Отец христианства, на вид сорокадвухлетний человек (кстати сказать, я верно определил его возраст, ибо он правил уже пять лет), сидел в красно-золотом кресле за большим, обитым красной кожей столом, заполненным свитками бумаги и письменными принадлежностями. Он сидел боком к вошедшей, которая уже у дверей сделала первый реверанс, и сразу же повернул к ней голову в бархатной, с горностаевой оторочкой скуфье, прикрывавшей затылок и кончики ушей – великолепном головном уборе папы! И еще мне очень нравится плотная, той же выделки мантия, накинутая на плечи поверх белой далматики и выглядывавшая из-под расшитого крестами паллиума. Строги были черты безбородого, окаймленного скуфьею лица избранника: скулы его вырисовывались настолько ясно и сильно, что казалось, будто он сжал челюсти, чтобы их выпятить, и как-то особенно строго, чуть выдаваясь вперед, покоилась его верхняя губа на нижней. Однако, увидев покаянницу, темные глаза его блеснули слезами, хотя и не утратили твердости взгляда, а ведь это редкостное и прекрасное умение – твердо глядеть сквозь слезы.
Она этого не заметила, потому что глаза ее были благочестиво потуплены, когда она приближалась к нему с тремя реверансами и, приблизившись, упала к его ногам. Движением руки, едва ли не слишком поспешным для его сана, он велел ей подняться, не дал ей поцеловать свою сафьяновую, с изображением креста, туфлю и вместо этого протянул ей перстень для поцелуя. Затем он указал на молитвенную, обитую красным бархатом скамеечку рядом со своим креслом; для рук имелась особая подпорка с подушками. С этого места Сибилла подняла глаза на наместника божия и благоговейно взглянула ему в лицо. Старая женщина! Она забыла, что, когда смотрят, нужно моргать глазами, забыла, что нужно шевелить веками, она не стала, поймите меня правильно, мигать ресницами, а от этого взгляд не застывает, а, наоборот, очень скоро расплывается, скользит по предмету и, уже не воспринимая его, убегает в неопределенную даль. И поэтому Сибилла закрыла глаза, слегка провела кончиками пальцев по лбу и затем опустила взор на свои руки, смиренно сложенные.

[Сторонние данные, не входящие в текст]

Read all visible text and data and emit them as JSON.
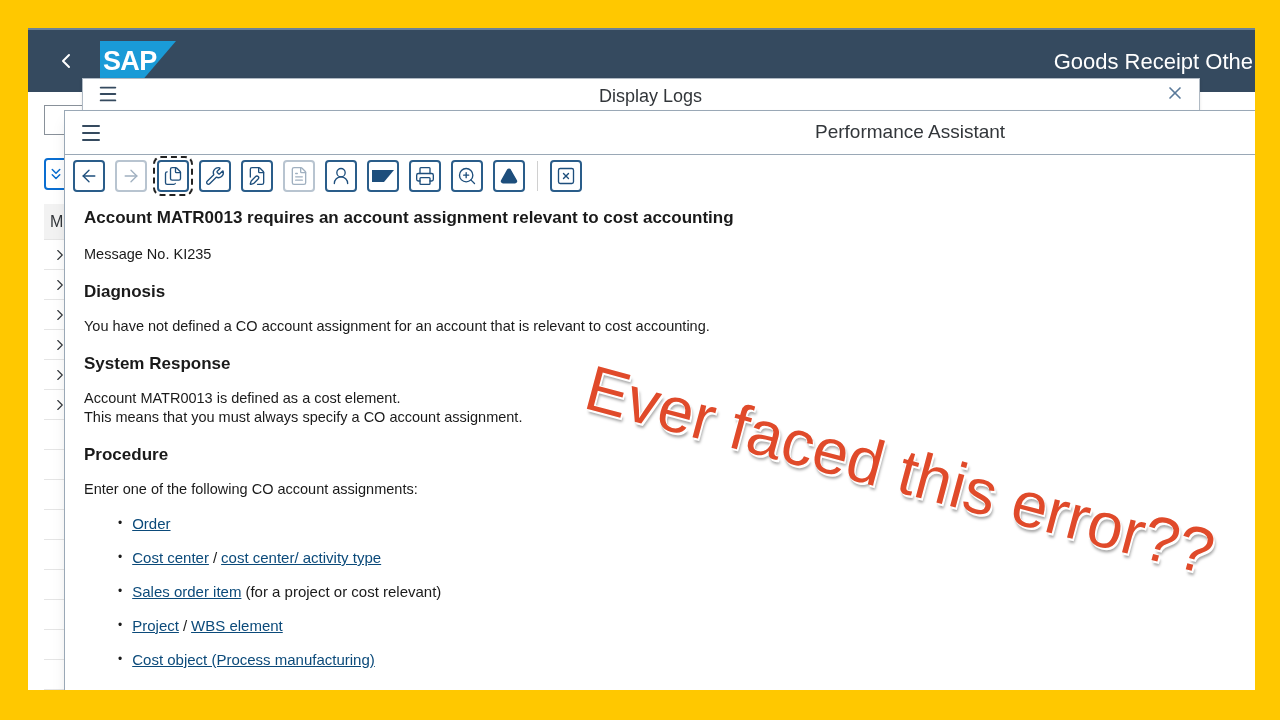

– Дщерь наша, почтенная женщина! – сдерживая голос, заговорил исповедатель, – вы проделали долгое путешествие к нам из вашей далекой страны, владычицей которой вы, как нам известно, некогда были. Велико, видимо, ваше желание открыть нам свою душу и облегчить ее в нашем присутствии. Этот час настал. Папа слушает.
– Да, святой отец, – отвечала Сибилла, – этот час настал благодаря вашему милосердию, о котором, однако, я знаю, что оно кратковременно и позволит вам всего только меня выслушать, ибо, как будет обстоять дело с милосердием, и вашим, и божьим, когда вы меня выслушаете, – мне страшно и думать.
– Папа слушает, – повторил он, чуть приближая полуприкрытое скуфьей ухо к ее устам.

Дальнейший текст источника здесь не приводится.